The Birth of a Nation is Stillborn


The Birth of a Nation recounts an underdiscussed and pivotal moment in American history, but director Nate Parker pulls punches in this vanity project.

Upon premiering at the Sundance Film Festival, actor Nate Parker’s directorial debut The Birth of a Nation was hailed as a masterpiece; 20th Century-Fox spent an ungodly sum ($17.5 million) to acquire the rights. Was this the next 12 Years a Slave? Despite its obvious aesthetic mimicry, Parker’s film depicts an important event in American history through the eyes of an amateur passing a test in Film Production 101. Its images provoke, and rightfully so, but Parker’s blind desire for recognition does nothing but turn Nat Turner’s story into the Nate Parker story.

Nat Turner (Parker) is a literate slave whose owner (Armie Hammer) takes him on the road to preach obedience to other plantations. As Nat bears witness to the atrocities committed against other slaves he seeks to establish a rebellion to turn the status quo.

The Birth of a Nation’s issues has nothing to do with its content but how Parker and crew present it. As director, star and producer Parker creates a Christ-like figure for him to play, right down to recreating the Crucifixion pose after a whipping. Characters aren’t written three dimensionally, but act in service to Turner. Turner’s wife Cherry-Ann (fantastically performed by Aja Naomi King) exclusively talks about items Turner needs to know, never about her own feelings as a woman.
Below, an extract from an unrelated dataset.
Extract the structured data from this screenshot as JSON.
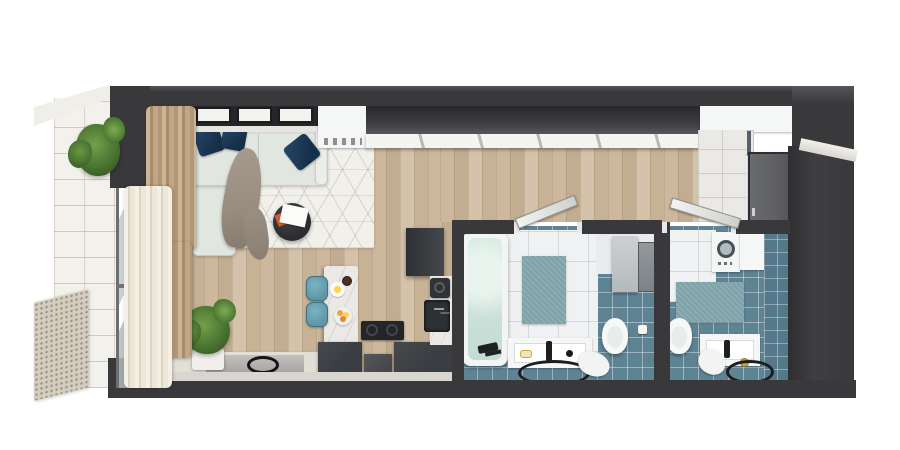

Nat and Sam spend an inordinate amount of time roaming from plantation to plantation. This allows Parker as Turner to pontificate and give big Oscar-bait speeches while voyeuristically aiming the camera at a multitude of horrors. Lifting scenes whole from Steve McQueen’s 12 Years a Slave the audience isn’t given anything specific about Turner, just two-hours of generic moments.

This isn’t Nat Turner’s view of history so much as Parker’s, and the result is a fractured narrative where the actual rebellion is left to the final ten minutes. The lack of buildup towards the film’s reason for being presents nothing but violence with a coda attached discussing how it begat more violence. Does Parker see Turner as a Malcolm X figure who foresaw violence as the only means of resolution? If that’s the case then the lone scene of brutality doesn’t define that. Furthermore, the coda mentions Turner killed slave-owning “family members” despite a scene of a woman’s murder. If Parker wants the audience to accept Turner’s actions why backtrack?

It’s possible this “sorry, not sorry” tone involves with the faith-based audience it’s marketed towards. However, the religious elements have all the subtlety of a hammer to the face (which kind of happens to a character in the film). Parker is a brilliant orator and his rallying sermon to a group of traumatized slaves, tears streaming down his face, captures all sorts of promise. It’s a scene the film should hold on to because it contains the power the rest of the film fails to capture. Unfortunately it’s underscored by overabundant Christ imagery and a literal angel in the final scene.

From a directorial standpoint Parker has a long way to go. Closeups are the predominate show and slow cuts between two characters illustrate their connection, giving off a Hallmark movie vibe. When Turner kills the main baddie you half-expect images of all those the man has wronged to flash across the scree; the fact that it doesn’t is remarkable. Other moments are the result of sloppy scriptwriting, like Jackie Earle Haley playing the only villain in the entire South.

Horrific real-life moments in the life of American slaves are depicted, but the camera’s slow-motion zooms reek of shock value. These images are shocking, and rightfully so, but the cinematography implies audiences won’t care unless they’re given reasons to be sick. What Steve McQueen presented so skillfully in 12 Years a Slave was the complacency of the people to slavery. Moments were shocking because they were treated in such a blase manner. Here, the exploitation of others is treated just as exploitatively by its director. A little girl dragged around on a leash is terrible to see on its own, but the camera presents it in slow motion to give every belittling second.

Image courtesy of 20th Century-Fox

Several articles about Birth up the separation of artist and art, due to past allegations of rape against Parker. Two significant rape scenes are in the film and they demonstrate the inability to separate between the two. One character’s rape is used to galvanize Turner to action. The other, involving Gabrielle Union in a non-speaking role, focuses solely on how the men feel about it, not the women. Union’s assault is totally unnecessary to the film, so it’s inclusion leaves the audience scratching their heads more than anything.

Judging everyone else’s performance is tough because Parker’s Nat is the only one provided significant personality. (He is the Chosen One after all.) Armie Hammer rocks fake teeth as the weak-willed Sam Turner, his mood shifting from quasi-friend to outright villain, with the transition stemming from the wobbly script. Penelope Ann Miller and King are great and able to rise above the shoddy writing.

Related Story: Seven Must-See Movies of October

Those looking for an in-depth examination of the Nat Turner rebellion free of directorial interference should look elsewhere. The Birth of a Nation tells a serious story in the simplest way possibly by focusing on its star and no one else.